1 May 2003 bluefoxicy   » (Observer)

Heh, no cerification to post. Blarg. Check my sourceforge.net user page http://sourceforge.net/users/bluefoxicy

Right now I'm hoping to find someone who understands trackers (music software) to help me finish the Advanced Tracker pre-planning. Understand: IT WILL HAVE A SEQUENCER BACKEND! The entire playback engine is event-driven. The trick is to convert legacy modules to AT format. It also will be object oriented C++.

fcomp2 should be pretty nice for compression size. I have someone working on that currently--I think :) He's to look at the doc and do it from scratch on his own, except that I'll give him the fcomp code (which doesn't currently work) to look at to rip things like the fcomp_scan functions out of.

fdber is what, sleeping?

Sampletune is one I need for Advanced Tracker, to add extended sample contol (auto-tuning actually). It'll be cool; no more booting Windoze, opening AnalogX SampleTune, tuning a ton of ripped samples, and then loading modplug under Wine in Linux and fine-tuning. Load AT up right in Linux or Windows or on a Mac or whatever, load the converted SPC or the ripped audio, hit tune, fine tune. Bingo. No intermediate steps.
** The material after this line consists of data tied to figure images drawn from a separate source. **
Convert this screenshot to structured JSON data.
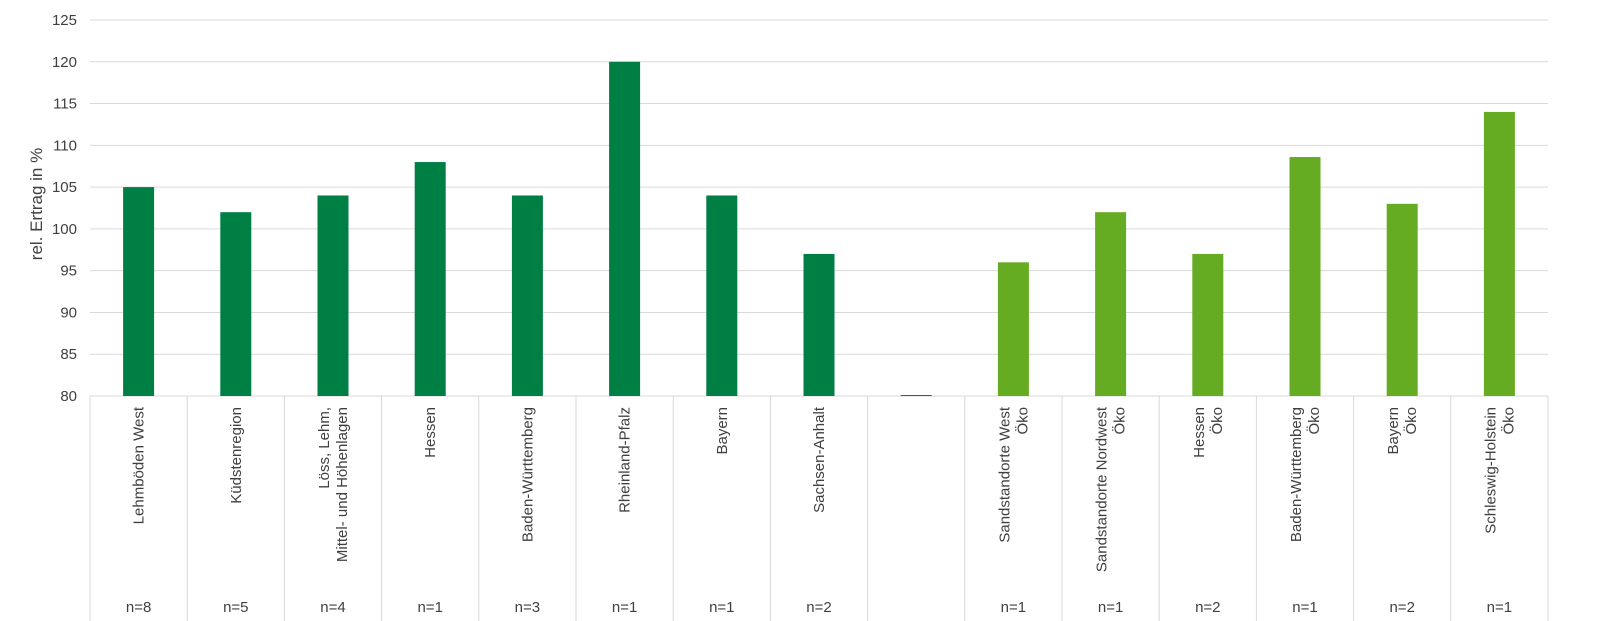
{
  "chart_data": {
    "type": "bar",
    "ylabel": "rel. Ertrag in %",
    "ylim": [
      80,
      125
    ],
    "yticks": [
      "80",
      "85",
      "90",
      "95",
      "100",
      "105",
      "110",
      "115",
      "120",
      "125"
    ],
    "grid": true,
    "categories": [
      [
        "Lehmböden West"
      ],
      [
        "Küdstenregion"
      ],
      [
        "Löss, Lehm,",
        "Mittel- und Höhenlagen"
      ],
      [
        "Hessen"
      ],
      [
        "Baden-Württemberg"
      ],
      [
        "Rheinland-Pfalz"
      ],
      [
        "Bayern"
      ],
      [
        "Sachsen-Anhalt"
      ],
      [
        ""
      ],
      [
        "Sandstandorte West",
        "Öko"
      ],
      [
        "Sandstandorte Nordwest",
        "Öko"
      ],
      [
        "Hessen",
        "Öko"
      ],
      [
        "Baden-Württemberg",
        "Öko"
      ],
      [
        "Bayern",
        "Öko"
      ],
      [
        "Schleswig-Holstein",
        "Öko"
      ]
    ],
    "n_labels": [
      "n=8",
      "n=5",
      "n=4",
      "n=1",
      "n=3",
      "n=1",
      "n=1",
      "n=2",
      "",
      "n=1",
      "n=1",
      "n=2",
      "n=1",
      "n=2",
      "n=1"
    ],
    "values": [
      105,
      102,
      104,
      108,
      104,
      120,
      104,
      97,
      80,
      96,
      102,
      97,
      108.6,
      103,
      114
    ],
    "bar_colors": [
      "#007f45",
      "#007f45",
      "#007f45",
      "#007f45",
      "#007f45",
      "#007f45",
      "#007f45",
      "#007f45",
      "#007f45",
      "#66ac23",
      "#66ac23",
      "#66ac23",
      "#66ac23",
      "#66ac23",
      "#66ac23"
    ]
  },
  "colors": {
    "conventional": "#007f45",
    "organic": "#66ac23",
    "gridline": "#d9d9d9",
    "text": "#404040"
  }
}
And wtf is daedalus? He's supposed to be working on CPD/UPD, which is a database for package managment on Linux/Unix designed to replace the RPM, DPKG, Ports/Ported/emerge, and whatever Slackware .tgz uses. It is intended to be integrated with all package managers; see http://cpdupd.sourceforge.net/cpm.html for an explaination.

I'll get back to ESIC one day... don't tell NT I said this but I'm really annoyed with him wanting to design it to look like C, i.e. with brackets and C-ish functions. I want to just extend BASIC to have pointers, classes, and to use the struct keyword. Also I want to header-ize it so that everything isn't all crammed together, and make it non-specific to the system.

E-MAIL ADVANCING

The next project I'm starting after all of this is a mailer message control plug-in structure and an e-mail client that uses it, to supply a simple and easy way to pass messages through spam-filter, compression, encryption, and so on. I'm thinking eventually all e-mail clients will support compression, spam filtering, and address-to-address cypher auto-negotiation.

The auto-negotiation requires a database of e-mails that auto-creates itself. First, when sending to an unknown host, you are allowed to tell it to try to get a message there querying supported features. The return message gives a response for each. E-mail query header:

negotiation-query: cipher, compress, gzip, bzip2 requested-cypher: 00-F9-CC-A7-B9-24-17-FF

The Requested-cypher is a number representing the cypher key that is to be used. It is 64 bit hex, as seen there. If there is known cypher between the two addresses, the sender will send one of these, and the client on the other side will reply with a cypher-request-response header.

The response has in its header:

negotiation-response: cipher, gzip, bzip2 cypher-request-response: accept 00-F9-CC-A7-B9-24-17-FF

In this example, compress (proprietary LZ0) is unsupported in the queried address. Once the response (or a "Mailer error" reply) comes back, the message is dealt with (i.e. compressed/cyphered and sent, or halted and the user is informed of the error in the "Mailer Error" issue). Note that the cypher-request-response is {accept/deny} [key-ID].

A cyphered message could need a sync up first, if there is no known cypher between the two clients. Header:

send-features: bzip2 negotiation-cypher-request: 3DES negotiation-cypher-supported: 3DES, blowfish

The response has the cypher key attatched to it, if it accepts.

send-features: bzip2 negotiation-cypher-response: 3DES, 00-F9-CC-A7-B9-24-17-FF

[Key is attatched]

After all these messages go back and forth, the mailer clients finally have a key matched to eachother. The negotiation-cypher-response has two parts: The algorithm, and the key's ID. Now to send messages back and forth:

send-features: bzip2 cipher send-cypher: 00-F9-CC-A7-B9-24-17-FF

Take note that the send-features are processed in order, left to right. In this example, the message data (not header) is bunzip2'd, then the key referenced by 00-F9-CC-A7-B9-24-17-FF (which is 3DES).

Now we've negotiated send-cypher and encryption, by sending like 4 messages back and forth. Now, both sides CACHE the response values. That means they both know eachothers' features. This process can be forced to occur later anyway, i.e. if you now add an fzip2 module for fcomp2 compression.